My 2006 Mazdaspeed 6 was beginning to show it's age.  With over 100,000 miles on the odometer, and now over ten years old, there are several of the softer rubber bits on the car starting to soften and wear.  This has presented itself in the car as a general clunky feel when driving over bumps, accelerating and turning.  The components in question are the rear motor mount, the rear differential mount, the front lower control arm bushings, and even the exhaust hangers.  For the mounts and exhaust hangers, I have opted to go with the Corksport made upgrades shown below.



The rear motor mount shown on the left, will be replacing a CP-e mount that has been on the car for over 60,000 miles now, which includes some heavy track use, heavy mountain road use, and just  the daily stop and go traffic grind.  The rear differential mount pictured on the right, will be replacing the original OE mount.  Yes, I said original.  That may seem crazy to anyone that knows this car, as it was singled out as one of the key weak points of the car.  It is probably a fix that has been long overdue with over 100,000 miles on it now, but better late than never.  Those nifty blue exhaust hangers are being employed to further tighten things along the exhaust, along with the more rigid drivetrain.  I have been plagued with an intermittent rubbing of my down pipe, that seems likely to be a combination of worn mounts and exhaust hangers.  Hopefully, the addition of all these upgrades eliminates the rub as well as sharpens the cars response with an overall increase in rigidity.

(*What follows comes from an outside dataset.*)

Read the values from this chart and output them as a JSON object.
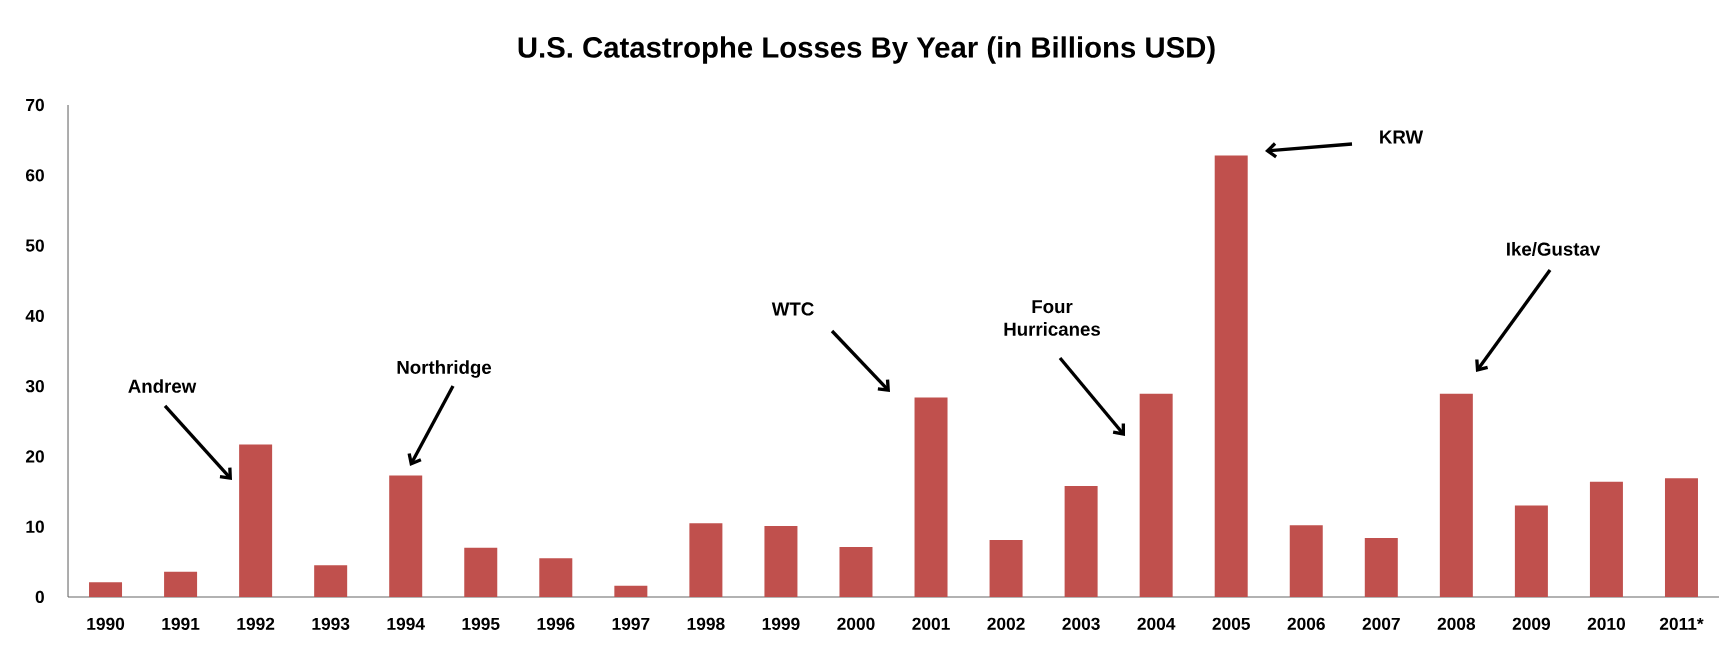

The final piece, is another repair that has been long overdue, the front lower control arms.  These are long overdue because there was a service bulletin released by Mazda, that indicated the large bushing on the end would wear and end up sitting on the frame in a way that causes noise.  That noise has been present for years, and largely ignored by me until now.  Recently, the bushing wear seems to have increased to the point beyond being just noisy, but actually causing a harsh feel in the front suspension.  I could have simply replaced the bushings alone on the existing arms, but in this case opted to get the entire arm.  I did this firstly for ease of install and secondly to replace the aging ball joint on the other end of the arm, since it made sense to do with 100,000 miles plus.  Once all these bits have made it onto the car, I will update with a review post on the end results.  Thanks for watching!